恋愛期間0。彼の毒はスイーツより甘かった。(仮)
 秋が深まってきたとは言え、昼間に焚き火は暑い。
 借りていたパーカーを脱ぎ、Tシャツ一枚になって調理を続けると、塩田が一旦カメラを止めた。

「それ、何か入れてんの?」
「″それ?″」
「パット?」

 は?
 いきなり親父のセクハラか。
 ボーイッシュな印象を他人に与える分、標準より大きめの胸は、自身違和感があり、ずっと体型隠しの服を着てきた。
 塩田の視線が胸から逸れる。
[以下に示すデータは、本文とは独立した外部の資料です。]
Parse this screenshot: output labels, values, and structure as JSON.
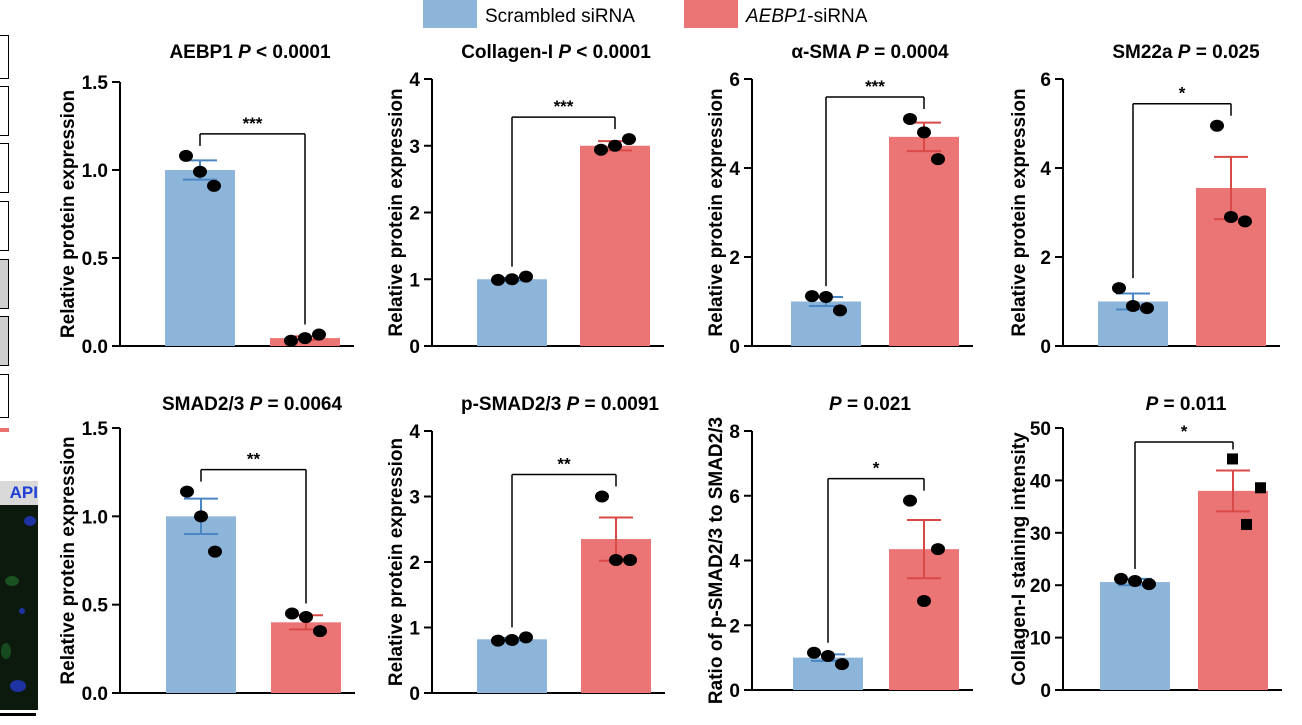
{
  "legend": {
    "items": [
      {
        "name": "Scrambled siRNA",
        "italic_part": "",
        "rest": "Scrambled siRNA",
        "color": "#8db4d9"
      },
      {
        "name": "AEBP1-siRNA",
        "italic_part": "AEBP1",
        "rest": "-siRNA",
        "color": "#ea7574"
      }
    ]
  },
  "edge_panel": {
    "micro_label": "API"
  },
  "colors": {
    "control_bar": "#8db4d9",
    "control_err": "#4a86c3",
    "treat_bar": "#ea7574",
    "treat_err": "#d94a47",
    "axis": "#000000"
  },
  "chart_data": [
    {
      "type": "bar",
      "title": "AEBP1",
      "p_value": "P < 0.0001",
      "significance": "***",
      "ylabel": "Relative protein expression",
      "ylim": [
        0,
        1.5
      ],
      "yticks": [
        "0.0",
        "0.5",
        "1.0",
        "1.5"
      ],
      "ytick_values": [
        0,
        0.5,
        1.0,
        1.5
      ],
      "categories": [
        "Scrambled siRNA",
        "AEBP1-siRNA"
      ],
      "values": [
        1.0,
        0.045
      ],
      "errors": [
        0.055,
        0.01
      ],
      "points": [
        [
          1.08,
          0.91,
          0.99
        ],
        [
          0.03,
          0.065,
          0.045
        ]
      ],
      "marker": "circle"
    },
    {
      "type": "bar",
      "title": "Collagen-I",
      "p_value": "P < 0.0001",
      "significance": "***",
      "ylabel": "Relative protein expression",
      "ylim": [
        0,
        4
      ],
      "yticks": [
        "0",
        "1",
        "2",
        "3",
        "4"
      ],
      "ytick_values": [
        0,
        1,
        2,
        3,
        4
      ],
      "categories": [
        "Scrambled siRNA",
        "AEBP1-siRNA"
      ],
      "values": [
        1.0,
        3.0
      ],
      "errors": [
        0.02,
        0.07
      ],
      "points": [
        [
          0.99,
          1.04,
          1.0
        ],
        [
          2.94,
          3.1,
          3.0
        ]
      ],
      "marker": "circle"
    },
    {
      "type": "bar",
      "title": "α-SMA",
      "p_value": "P = 0.0004",
      "significance": "***",
      "ylabel": "Relative protein expression",
      "ylim": [
        0,
        6
      ],
      "yticks": [
        "0",
        "2",
        "4",
        "6"
      ],
      "ytick_values": [
        0,
        2,
        4,
        6
      ],
      "categories": [
        "Scrambled siRNA",
        "AEBP1-siRNA"
      ],
      "values": [
        1.0,
        4.7
      ],
      "errors": [
        0.1,
        0.32
      ],
      "points": [
        [
          1.12,
          0.8,
          1.1
        ],
        [
          5.1,
          4.2,
          4.8
        ]
      ],
      "marker": "circle"
    },
    {
      "type": "bar",
      "title": "SM22a",
      "p_value": "P = 0.025",
      "significance": "*",
      "ylabel": "Relative protein expression",
      "ylim": [
        0,
        6
      ],
      "yticks": [
        "0",
        "2",
        "4",
        "6"
      ],
      "ytick_values": [
        0,
        2,
        4,
        6
      ],
      "categories": [
        "Scrambled siRNA",
        "AEBP1-siRNA"
      ],
      "values": [
        1.0,
        3.55
      ],
      "errors": [
        0.18,
        0.7
      ],
      "points": [
        [
          1.3,
          0.85,
          0.9
        ],
        [
          4.95,
          2.8,
          2.9
        ]
      ],
      "marker": "circle"
    },
    {
      "type": "bar",
      "title": "SMAD2/3",
      "p_value": "P = 0.0064",
      "significance": "**",
      "ylabel": "Relative protein expression",
      "ylim": [
        0,
        1.5
      ],
      "yticks": [
        "0.0",
        "0.5",
        "1.0",
        "1.5"
      ],
      "ytick_values": [
        0,
        0.5,
        1.0,
        1.5
      ],
      "categories": [
        "Scrambled siRNA",
        "AEBP1-siRNA"
      ],
      "values": [
        1.0,
        0.4
      ],
      "errors": [
        0.1,
        0.04
      ],
      "points": [
        [
          1.14,
          0.8,
          1.0
        ],
        [
          0.45,
          0.35,
          0.43
        ]
      ],
      "marker": "circle"
    },
    {
      "type": "bar",
      "title": "p-SMAD2/3",
      "p_value": "P = 0.0091",
      "significance": "**",
      "ylabel": "Relative protein expression",
      "ylim": [
        0,
        4
      ],
      "yticks": [
        "0",
        "1",
        "2",
        "3",
        "4"
      ],
      "ytick_values": [
        0,
        1,
        2,
        3,
        4
      ],
      "categories": [
        "Scrambled siRNA",
        "AEBP1-siRNA"
      ],
      "values": [
        0.82,
        2.35
      ],
      "errors": [
        0.02,
        0.33
      ],
      "points": [
        [
          0.8,
          0.85,
          0.81
        ],
        [
          3.0,
          2.03,
          2.03
        ]
      ],
      "marker": "circle"
    },
    {
      "type": "bar",
      "title": "",
      "p_value": "P = 0.021",
      "significance": "*",
      "ylabel": "Ratio of p-SMAD2/3 to SMAD2/3",
      "ylim": [
        0,
        8
      ],
      "yticks": [
        "0",
        "2",
        "4",
        "6",
        "8"
      ],
      "ytick_values": [
        0,
        2,
        4,
        6,
        8
      ],
      "categories": [
        "Scrambled siRNA",
        "AEBP1-siRNA"
      ],
      "values": [
        1.0,
        4.35
      ],
      "errors": [
        0.1,
        0.9
      ],
      "points": [
        [
          1.15,
          0.8,
          1.05
        ],
        [
          5.85,
          4.35,
          2.75
        ]
      ],
      "marker": "circle"
    },
    {
      "type": "bar",
      "title": "",
      "p_value": "P = 0.011",
      "significance": "*",
      "ylabel": "Collagen-I staining intensity",
      "ylim": [
        0,
        50
      ],
      "yticks": [
        "0",
        "10",
        "20",
        "30",
        "40",
        "50"
      ],
      "ytick_values": [
        0,
        10,
        20,
        30,
        40,
        50
      ],
      "categories": [
        "Scrambled siRNA",
        "AEBP1-siRNA"
      ],
      "values": [
        20.6,
        38.0
      ],
      "errors": [
        0.6,
        3.9
      ],
      "points": [
        [
          21.2,
          20.2,
          20.8
        ],
        [
          44.0,
          38.5,
          31.5
        ]
      ],
      "marker": "mixed"
    }
  ]
}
その顔は赤い。(炎のせいかもしれないけど)
 塩田を男と意識していなかったから、白Tに濃紺のブラもお構い無しだった。

 しかし、まさか辞めてからもシナモンやレーズンを買う日が来るとは思わなかった。

「焼き林檎って、くりぬいてそこにバターとか砂糖突っ込むんじゃないの?」
「中をくり抜いたら林檎の旨味逃げちゃうから、一旦カラメルソースで包み焼きしてから入れる」
「キャンプ向きじゃねーな」

 そう言われても、好きなように作り、焼き上がった林檎はめちゃ良い香りがした。
 カメラを止めた塩田に食べさせる。